Evaluation of Steel Stairwell Dynamic Characteristics, Under Few Mass Configurations Using Ambient Vibration Method

Abstract

Application of external mass on existing emergency steel stairwell in this study has altered the natural frequency when the resonance threshold has been reached and allows disruption to the human comfort feeling. Ambient vibration testing and modal analysis were carried out on 6 meter height of emergency steel stairway portal frame by using 1 Hz of tri-axial seismometer sensor and open source software of GEOPSY as the processing tool. The stairwell platforms were subjected by cumulative ascending static mass configurations of 300 kg, 600 kg and 900 kg. Identification of the predominant first mode frequency, f1, and mode shapes were made with specified empirical filtering protocols were applied.  Fourier Amplitude Spectra (FAS) was used to transform the ambient vibration time series, when the first predominant frequency under bare frame (BF) condition shows at 8.32 Hz. f1 decreased linearly to 7.35 Hz (BF+300kg), 6.77 Hz (BF+600kg) and 6.23 Hz (BF+900 kg), when the masses were increased.
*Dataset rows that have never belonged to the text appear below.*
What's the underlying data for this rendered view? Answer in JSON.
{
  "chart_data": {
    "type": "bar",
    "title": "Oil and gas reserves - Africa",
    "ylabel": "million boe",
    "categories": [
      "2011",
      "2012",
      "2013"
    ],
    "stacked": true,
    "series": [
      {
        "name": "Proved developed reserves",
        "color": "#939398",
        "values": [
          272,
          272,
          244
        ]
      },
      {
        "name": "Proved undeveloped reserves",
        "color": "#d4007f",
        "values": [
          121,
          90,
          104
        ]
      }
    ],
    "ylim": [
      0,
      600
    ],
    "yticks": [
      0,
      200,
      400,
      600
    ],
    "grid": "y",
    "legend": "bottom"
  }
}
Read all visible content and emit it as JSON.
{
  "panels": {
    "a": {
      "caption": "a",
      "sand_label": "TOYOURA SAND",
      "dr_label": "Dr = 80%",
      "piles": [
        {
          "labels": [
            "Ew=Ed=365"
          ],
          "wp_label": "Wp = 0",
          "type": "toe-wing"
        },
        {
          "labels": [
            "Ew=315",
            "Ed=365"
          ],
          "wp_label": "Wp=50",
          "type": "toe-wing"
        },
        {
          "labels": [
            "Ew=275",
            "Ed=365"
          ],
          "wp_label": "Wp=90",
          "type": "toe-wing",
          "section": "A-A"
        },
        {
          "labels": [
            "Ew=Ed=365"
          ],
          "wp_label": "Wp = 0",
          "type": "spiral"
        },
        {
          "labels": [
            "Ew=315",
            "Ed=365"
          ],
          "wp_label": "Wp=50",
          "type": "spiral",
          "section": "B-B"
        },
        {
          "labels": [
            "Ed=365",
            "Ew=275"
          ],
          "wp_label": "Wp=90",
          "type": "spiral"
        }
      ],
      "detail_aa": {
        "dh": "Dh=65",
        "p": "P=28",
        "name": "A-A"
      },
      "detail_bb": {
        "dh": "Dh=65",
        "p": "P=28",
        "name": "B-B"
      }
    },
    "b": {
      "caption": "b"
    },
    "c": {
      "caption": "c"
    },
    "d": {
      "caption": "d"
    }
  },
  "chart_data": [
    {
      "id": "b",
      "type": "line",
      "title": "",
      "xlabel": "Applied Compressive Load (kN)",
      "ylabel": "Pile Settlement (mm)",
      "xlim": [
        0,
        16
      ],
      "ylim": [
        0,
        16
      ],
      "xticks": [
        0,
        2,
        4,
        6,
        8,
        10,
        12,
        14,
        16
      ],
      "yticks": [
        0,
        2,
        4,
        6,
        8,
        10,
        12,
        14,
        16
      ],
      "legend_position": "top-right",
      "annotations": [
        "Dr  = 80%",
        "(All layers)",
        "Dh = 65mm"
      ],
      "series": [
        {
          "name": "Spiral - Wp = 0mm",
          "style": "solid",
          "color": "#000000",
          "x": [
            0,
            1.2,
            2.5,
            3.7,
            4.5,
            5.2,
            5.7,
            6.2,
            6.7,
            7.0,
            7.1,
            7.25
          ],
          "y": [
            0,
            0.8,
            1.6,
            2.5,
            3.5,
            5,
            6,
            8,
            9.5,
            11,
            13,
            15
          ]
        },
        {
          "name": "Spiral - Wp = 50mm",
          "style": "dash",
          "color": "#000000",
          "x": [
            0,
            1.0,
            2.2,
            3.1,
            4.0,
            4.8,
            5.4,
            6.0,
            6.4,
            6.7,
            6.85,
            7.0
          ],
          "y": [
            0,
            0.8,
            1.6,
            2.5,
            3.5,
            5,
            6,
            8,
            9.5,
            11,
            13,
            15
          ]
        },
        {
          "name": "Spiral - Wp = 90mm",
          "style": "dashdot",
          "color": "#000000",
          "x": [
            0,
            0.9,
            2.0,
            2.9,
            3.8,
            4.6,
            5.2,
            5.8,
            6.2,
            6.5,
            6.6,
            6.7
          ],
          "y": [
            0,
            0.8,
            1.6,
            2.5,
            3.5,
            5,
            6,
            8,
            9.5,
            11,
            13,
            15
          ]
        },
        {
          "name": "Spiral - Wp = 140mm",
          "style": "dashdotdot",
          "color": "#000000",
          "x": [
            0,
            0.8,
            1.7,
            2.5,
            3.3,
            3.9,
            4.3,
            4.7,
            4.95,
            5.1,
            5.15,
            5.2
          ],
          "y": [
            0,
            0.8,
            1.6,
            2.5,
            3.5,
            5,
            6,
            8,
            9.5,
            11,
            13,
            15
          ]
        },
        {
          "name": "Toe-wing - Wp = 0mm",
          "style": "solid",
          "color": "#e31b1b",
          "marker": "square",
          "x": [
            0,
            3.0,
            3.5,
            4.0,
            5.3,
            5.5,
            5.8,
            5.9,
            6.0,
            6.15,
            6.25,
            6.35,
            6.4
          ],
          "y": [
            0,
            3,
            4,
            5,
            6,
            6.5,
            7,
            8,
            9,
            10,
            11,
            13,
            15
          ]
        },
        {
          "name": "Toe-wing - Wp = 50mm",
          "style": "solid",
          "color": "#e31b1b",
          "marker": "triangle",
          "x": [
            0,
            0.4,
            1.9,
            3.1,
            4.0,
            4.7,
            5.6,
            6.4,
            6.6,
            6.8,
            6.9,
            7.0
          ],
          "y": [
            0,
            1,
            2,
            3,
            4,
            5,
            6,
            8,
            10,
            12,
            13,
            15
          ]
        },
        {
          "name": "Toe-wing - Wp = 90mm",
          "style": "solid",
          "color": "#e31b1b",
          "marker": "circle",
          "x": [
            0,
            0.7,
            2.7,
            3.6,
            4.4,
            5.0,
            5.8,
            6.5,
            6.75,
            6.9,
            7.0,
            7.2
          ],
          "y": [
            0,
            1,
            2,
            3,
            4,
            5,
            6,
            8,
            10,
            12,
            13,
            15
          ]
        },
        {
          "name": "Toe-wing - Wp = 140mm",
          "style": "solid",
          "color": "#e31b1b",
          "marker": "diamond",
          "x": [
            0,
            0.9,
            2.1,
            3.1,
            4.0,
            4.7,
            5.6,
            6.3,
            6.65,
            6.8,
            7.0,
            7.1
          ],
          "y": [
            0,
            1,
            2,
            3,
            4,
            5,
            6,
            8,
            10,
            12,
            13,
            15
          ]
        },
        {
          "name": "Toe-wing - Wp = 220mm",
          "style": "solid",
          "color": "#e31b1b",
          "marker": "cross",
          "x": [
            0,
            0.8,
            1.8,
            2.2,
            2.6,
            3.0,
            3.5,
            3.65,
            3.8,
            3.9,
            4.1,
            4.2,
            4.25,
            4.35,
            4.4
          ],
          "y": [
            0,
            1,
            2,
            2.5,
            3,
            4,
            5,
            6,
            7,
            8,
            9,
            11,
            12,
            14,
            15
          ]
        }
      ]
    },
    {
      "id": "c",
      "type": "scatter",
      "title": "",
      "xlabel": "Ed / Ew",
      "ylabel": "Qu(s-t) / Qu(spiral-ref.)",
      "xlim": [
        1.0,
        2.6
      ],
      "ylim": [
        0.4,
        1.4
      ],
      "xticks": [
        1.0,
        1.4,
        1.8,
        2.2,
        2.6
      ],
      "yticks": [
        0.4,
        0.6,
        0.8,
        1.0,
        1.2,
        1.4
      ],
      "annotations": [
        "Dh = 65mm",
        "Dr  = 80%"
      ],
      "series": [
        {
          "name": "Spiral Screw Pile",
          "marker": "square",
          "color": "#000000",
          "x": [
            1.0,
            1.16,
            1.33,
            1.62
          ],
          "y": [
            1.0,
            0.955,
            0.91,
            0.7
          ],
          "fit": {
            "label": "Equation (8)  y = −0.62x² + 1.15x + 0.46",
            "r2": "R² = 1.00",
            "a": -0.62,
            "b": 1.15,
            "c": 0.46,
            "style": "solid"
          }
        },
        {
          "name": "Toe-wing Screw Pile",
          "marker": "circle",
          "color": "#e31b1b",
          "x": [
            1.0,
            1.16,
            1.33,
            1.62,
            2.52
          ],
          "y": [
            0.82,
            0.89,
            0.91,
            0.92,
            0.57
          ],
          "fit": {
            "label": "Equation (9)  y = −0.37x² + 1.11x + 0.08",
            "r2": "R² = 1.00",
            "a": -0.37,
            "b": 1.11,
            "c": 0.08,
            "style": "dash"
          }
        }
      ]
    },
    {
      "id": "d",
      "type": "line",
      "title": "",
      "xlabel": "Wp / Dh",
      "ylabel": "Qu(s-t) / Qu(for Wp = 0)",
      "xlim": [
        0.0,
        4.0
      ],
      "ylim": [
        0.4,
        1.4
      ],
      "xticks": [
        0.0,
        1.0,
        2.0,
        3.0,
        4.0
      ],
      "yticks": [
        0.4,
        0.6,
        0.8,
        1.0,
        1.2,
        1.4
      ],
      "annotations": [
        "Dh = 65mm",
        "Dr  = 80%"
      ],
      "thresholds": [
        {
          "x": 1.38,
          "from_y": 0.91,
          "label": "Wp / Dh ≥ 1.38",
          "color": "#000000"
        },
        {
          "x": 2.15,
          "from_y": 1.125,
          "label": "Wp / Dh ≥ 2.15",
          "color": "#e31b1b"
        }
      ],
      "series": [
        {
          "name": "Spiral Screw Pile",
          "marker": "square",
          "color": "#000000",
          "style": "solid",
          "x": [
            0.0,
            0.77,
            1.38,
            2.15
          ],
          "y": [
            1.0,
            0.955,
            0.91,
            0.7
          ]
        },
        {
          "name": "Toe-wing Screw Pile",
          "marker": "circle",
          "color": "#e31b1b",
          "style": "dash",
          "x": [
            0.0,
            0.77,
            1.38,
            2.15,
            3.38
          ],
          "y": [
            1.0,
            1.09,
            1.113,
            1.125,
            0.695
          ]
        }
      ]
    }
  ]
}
In addition, at these frequencies’ ranges, bad human subjective experiences could be triggered as recommended by previous researchers between 8 to 5 Hz. Besides, the deflection shapes from the first mode frequency was also illustrated at higher deflection amplitude to one of the portal frame’s column which resisting two stairwell platforms. These amplitudes are higher when f1 is decreasing. It can be concluded that, ambient vibration approach has efficiently evaluated the dynamic characteristics and its influence against the structure-person interaction on existing steel stairwell portal frame in this study. Further strengthening work on the steel frame could decrease the reductions percentages of the predominant frequencies, deflection amplitudes and even increase the human comfort level when using the stairwell, especially during building evacuation procedure.